Instead, what I saw was a Hillary Clinton impersonator playing the piano, singing "Hallelujah" by the now late Leonard Cohen, almost in tears. The jokes were gone, the (thin) veneer of "balance" was absent, and it was clear the show was in a state of mourning. Turning to Twitter...of course...the rest of the social media world loved it.
My personal politics aside, I think what I witnessed was an example of the hyper partisan trend that has overtaken the late night comedy shows over the past decade. Starting with Jon Stewart, and now spanning to Stephen Colbert, Seth Meyers, Bill Maher, and John Oliver, there's an echo chamber of ideas that only focus on one side. Many of theses shows began with a left-tilt but still addressed everyone fairly equally...but over time have become sharper and sharper to one political side. To be fair, this has existed for years in talk radio on the other side, but that's hardly as visible as the late night comedy.

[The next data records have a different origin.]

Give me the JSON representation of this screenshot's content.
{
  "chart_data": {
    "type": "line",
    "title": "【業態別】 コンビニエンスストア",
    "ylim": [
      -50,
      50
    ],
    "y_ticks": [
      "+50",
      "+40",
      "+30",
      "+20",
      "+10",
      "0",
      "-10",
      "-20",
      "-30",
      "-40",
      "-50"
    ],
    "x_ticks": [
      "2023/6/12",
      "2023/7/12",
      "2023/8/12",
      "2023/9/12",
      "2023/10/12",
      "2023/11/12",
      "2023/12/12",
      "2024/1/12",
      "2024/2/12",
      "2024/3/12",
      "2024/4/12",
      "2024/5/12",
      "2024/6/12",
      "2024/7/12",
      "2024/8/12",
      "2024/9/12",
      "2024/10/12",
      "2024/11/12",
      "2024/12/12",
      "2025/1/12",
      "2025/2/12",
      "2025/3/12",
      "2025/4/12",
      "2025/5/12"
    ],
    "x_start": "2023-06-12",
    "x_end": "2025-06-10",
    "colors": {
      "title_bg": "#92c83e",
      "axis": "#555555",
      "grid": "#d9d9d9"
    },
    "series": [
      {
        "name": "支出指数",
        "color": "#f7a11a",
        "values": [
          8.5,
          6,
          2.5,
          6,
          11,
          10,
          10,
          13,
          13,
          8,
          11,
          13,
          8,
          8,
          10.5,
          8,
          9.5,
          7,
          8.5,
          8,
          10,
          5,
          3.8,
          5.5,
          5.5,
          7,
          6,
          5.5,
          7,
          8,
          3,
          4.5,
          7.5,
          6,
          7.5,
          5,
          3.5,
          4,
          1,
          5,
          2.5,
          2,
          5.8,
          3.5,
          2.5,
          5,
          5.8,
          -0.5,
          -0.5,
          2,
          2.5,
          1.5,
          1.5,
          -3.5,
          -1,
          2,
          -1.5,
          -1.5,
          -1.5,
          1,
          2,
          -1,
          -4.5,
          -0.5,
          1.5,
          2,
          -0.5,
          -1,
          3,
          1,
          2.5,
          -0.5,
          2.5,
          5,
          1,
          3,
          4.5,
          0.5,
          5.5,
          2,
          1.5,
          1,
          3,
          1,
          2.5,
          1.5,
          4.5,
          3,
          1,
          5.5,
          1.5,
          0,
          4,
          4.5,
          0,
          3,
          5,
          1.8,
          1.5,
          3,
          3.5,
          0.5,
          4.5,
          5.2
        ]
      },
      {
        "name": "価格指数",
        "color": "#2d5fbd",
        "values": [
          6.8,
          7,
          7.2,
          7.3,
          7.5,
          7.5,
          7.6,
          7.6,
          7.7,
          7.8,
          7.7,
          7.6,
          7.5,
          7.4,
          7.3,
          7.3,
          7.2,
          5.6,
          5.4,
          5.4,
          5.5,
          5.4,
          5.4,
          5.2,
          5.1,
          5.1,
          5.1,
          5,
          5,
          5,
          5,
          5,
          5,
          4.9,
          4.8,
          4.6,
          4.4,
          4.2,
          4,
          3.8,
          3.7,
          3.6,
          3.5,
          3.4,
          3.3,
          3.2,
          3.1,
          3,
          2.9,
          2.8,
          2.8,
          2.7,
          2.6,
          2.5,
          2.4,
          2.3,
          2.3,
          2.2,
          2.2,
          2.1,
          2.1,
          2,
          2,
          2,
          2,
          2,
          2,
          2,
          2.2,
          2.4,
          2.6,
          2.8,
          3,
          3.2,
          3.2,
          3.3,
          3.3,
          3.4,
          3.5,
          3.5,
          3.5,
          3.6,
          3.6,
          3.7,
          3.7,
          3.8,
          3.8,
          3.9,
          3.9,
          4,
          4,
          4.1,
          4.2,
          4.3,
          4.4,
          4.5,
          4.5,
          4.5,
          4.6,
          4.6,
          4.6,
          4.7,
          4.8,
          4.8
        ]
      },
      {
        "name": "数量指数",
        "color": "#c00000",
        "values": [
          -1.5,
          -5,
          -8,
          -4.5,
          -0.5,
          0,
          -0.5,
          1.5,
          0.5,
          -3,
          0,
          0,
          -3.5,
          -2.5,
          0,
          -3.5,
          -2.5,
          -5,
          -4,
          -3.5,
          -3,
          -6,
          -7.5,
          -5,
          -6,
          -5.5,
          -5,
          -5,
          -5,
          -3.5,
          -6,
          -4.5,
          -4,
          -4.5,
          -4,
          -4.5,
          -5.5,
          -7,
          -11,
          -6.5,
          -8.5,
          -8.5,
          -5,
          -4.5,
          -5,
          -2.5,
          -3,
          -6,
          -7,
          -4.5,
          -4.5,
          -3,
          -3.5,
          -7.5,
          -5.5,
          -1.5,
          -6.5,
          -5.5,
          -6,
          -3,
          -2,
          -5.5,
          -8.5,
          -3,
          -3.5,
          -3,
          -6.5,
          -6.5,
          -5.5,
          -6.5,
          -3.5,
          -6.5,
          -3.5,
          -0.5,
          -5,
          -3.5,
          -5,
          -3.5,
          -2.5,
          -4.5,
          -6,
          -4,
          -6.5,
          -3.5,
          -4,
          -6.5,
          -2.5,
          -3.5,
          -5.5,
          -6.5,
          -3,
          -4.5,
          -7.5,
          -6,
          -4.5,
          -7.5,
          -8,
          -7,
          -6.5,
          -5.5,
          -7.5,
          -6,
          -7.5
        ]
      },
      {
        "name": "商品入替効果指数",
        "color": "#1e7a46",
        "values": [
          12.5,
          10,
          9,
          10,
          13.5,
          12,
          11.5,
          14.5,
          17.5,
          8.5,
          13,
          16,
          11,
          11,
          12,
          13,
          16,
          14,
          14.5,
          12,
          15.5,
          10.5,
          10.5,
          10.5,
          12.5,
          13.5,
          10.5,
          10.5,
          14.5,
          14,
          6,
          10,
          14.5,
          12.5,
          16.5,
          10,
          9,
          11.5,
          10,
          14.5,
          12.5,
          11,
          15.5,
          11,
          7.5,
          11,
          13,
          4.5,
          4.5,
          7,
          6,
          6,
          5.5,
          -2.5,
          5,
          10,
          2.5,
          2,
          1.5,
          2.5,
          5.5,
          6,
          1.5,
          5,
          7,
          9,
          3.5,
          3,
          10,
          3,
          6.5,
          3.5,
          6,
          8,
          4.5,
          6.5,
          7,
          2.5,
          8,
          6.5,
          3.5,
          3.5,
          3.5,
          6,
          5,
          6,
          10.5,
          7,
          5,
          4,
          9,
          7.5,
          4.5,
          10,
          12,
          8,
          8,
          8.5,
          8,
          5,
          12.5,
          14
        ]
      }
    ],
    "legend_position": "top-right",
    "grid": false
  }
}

Regardless, while the election happened the way it did for many reason, but one of the reason so many people were blind-sided was the echo-chamber they found themselves in for months and months leading up to the election. As a result, we have a country that, rather than coming together with comedy, is now more divided than ever.
Of course, while I had this thought on my own, I found an article which articulates it even better. No matter if you were happy or depressed by the election, the article gives something interesting to think about. It's possible that the culture could be ready to shift back towards middle ground...or perhaps the left-leaning late night is about to double down.